Me llevó de la mano a la sala, nos sentamos en el sofá. La mesa del comedor estaba recogida ya y el lavaplatos sonaba en la cocina, su murmullo de vieja paloma moribunda. (No solíamos pasar tiempo en la sala después de la comida: preferíamos acostarnos en nuestra cama y ver una vieja
sitcom
gringa, algo ligero y alegre y balsámico. Aura se había acostumbrado a prescindir de los noticieros en la noche, y podía bromear acerca de mi boicot, pero comprendía bien la seriedad con que yo me tomaba aquello. Yo no veía noticieros, era así de simple. Tardaría mucho tiempo en soportarlos de nuevo, en admitir de nuevo que las noticias de mi país invadieran mi vida.) «Bueno, mira», me dijo Aura. Sus manos se perdieron del otro lado del sofá y volvieron a aparecer con un paquete pequeño envuelto en papel periódico. «¿Es para mí?», le dije. «No, no es un regalo», dijo ella. «O sí, pero es para ambos. Mierda, no sé, no sé cómo se hacen estas cosas.» La vergüenza no era un sentimiento que molestara con frecuencia a Aura, y sin embargo era eso, vergüenza, lo que le llenaba los gestos. Lo siguiente fue su voz (su voz nerviosa) explicándome dónde había comprado el vibrador, cuánto le había costado, de qué forma había pagado para que no quedara constancia de esa compra en ninguna parte, cómo había detestado en ese instante los muchos años de educación religiosa que le habían hecho sentir, al entrar a la tienda de la avenida 19, que cosas muy malas iban a sucederle como castigo, que con esa compra acababa de merecer un lugar permanente en el infierno. Era un aparato de color violeta y de textura rugosa, con más botones y posibilidades que las que yo hubiera imaginado, pero no tenía la forma que yo le hubiera asignado con mi imaginación demasiado literal. Yo lo miraba (ahí, dormido en mi mano) y Aura me miraba mirarlo. No pude evitar que la palabra
consolador,
que también se usa a veces para este objeto, se me apareciera en la mente: Aura como mujer necesitada de consuelo, o Aura como mujer desconsolada. «¿Qué es esto?», le dije. Una pregunta estúpida donde las haya.
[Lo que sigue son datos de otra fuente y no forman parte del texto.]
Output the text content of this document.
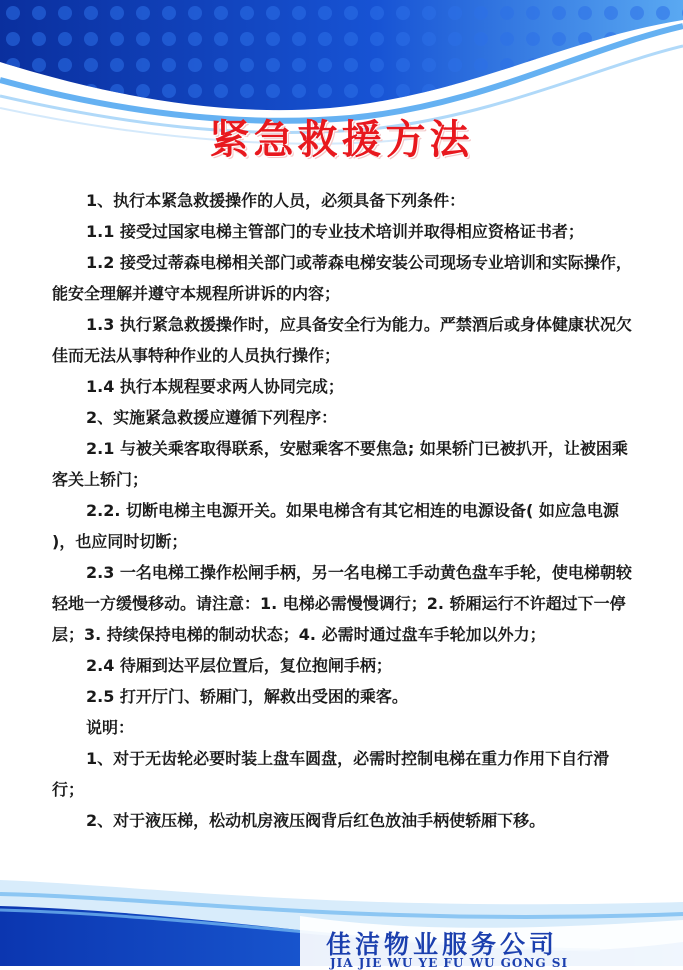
紧急救援方法

1、执行本紧急救援操作的人员，必须具备下列条件：

1.1 接受过国家电梯主管部门的专业技术培训并取得相应资格证书者；

1.2 接受过蒂森电梯相关部门或蒂森电梯安装公司现场专业培训和实际操作，能安全理解并遵守本规程所讲诉的内容；

1.3 执行紧急救援操作时，应具备安全行为能力。严禁酒后或身体健康状况欠佳而无法从事特种作业的人员执行操作；

1.4 执行本规程要求两人协同完成；

2、实施紧急救援应遵循下列程序：

2.1 与被关乘客取得联系，安慰乘客不要焦急; 如果轿门已被扒开，让被困乘客关上轿门；

2.2. 切断电梯主电源开关。如果电梯含有其它相连的电源设备( 如应急电源 )，也应同时切断；

2.3 一名电梯工操作松闸手柄，另一名电梯工手动黄色盘车手轮，使电梯朝较轻地一方缓慢移动。请注意：1. 电梯必需慢慢调行；2. 轿厢运行不许超过下一停层；3. 持续保持电梯的制动状态；4. 必需时通过盘车手轮加以外力；

2.4 待厢到达平层位置后，复位抱闸手柄；

2.5 打开厅门、轿厢门，解救出受困的乘客。

说明：

1、对于无齿轮必要时装上盘车圆盘，必需时控制电梯在重力作用下自行滑行；

2、对于液压梯，松动机房液压阀背后红色放油手柄使轿厢下移。

佳洁物业服务公司
JIA JIE WU YE FU WU GONG SI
«Bueno, es lo que es», dijo Aura. «Es para nosotros.»

«No», dije yo, «para nosotros no es».

Me puse de pie y lo dejé caer sobre la mesa de vidrio y el aparato rebotó ligeramente (después de todo, estaba hecho de materiales elásticos). En otro momento el sonido me hubiera causado gracia, pero no allí, no entonces. Aura me cogió del brazo.

«No tiene nada, Antonio, es para nosotros.»

«No es para nosotros.»

«Tú tuviste un accidente, no pasa nada, yo te quiero», dijo Aura. «No pasa nada, estamos juntos.»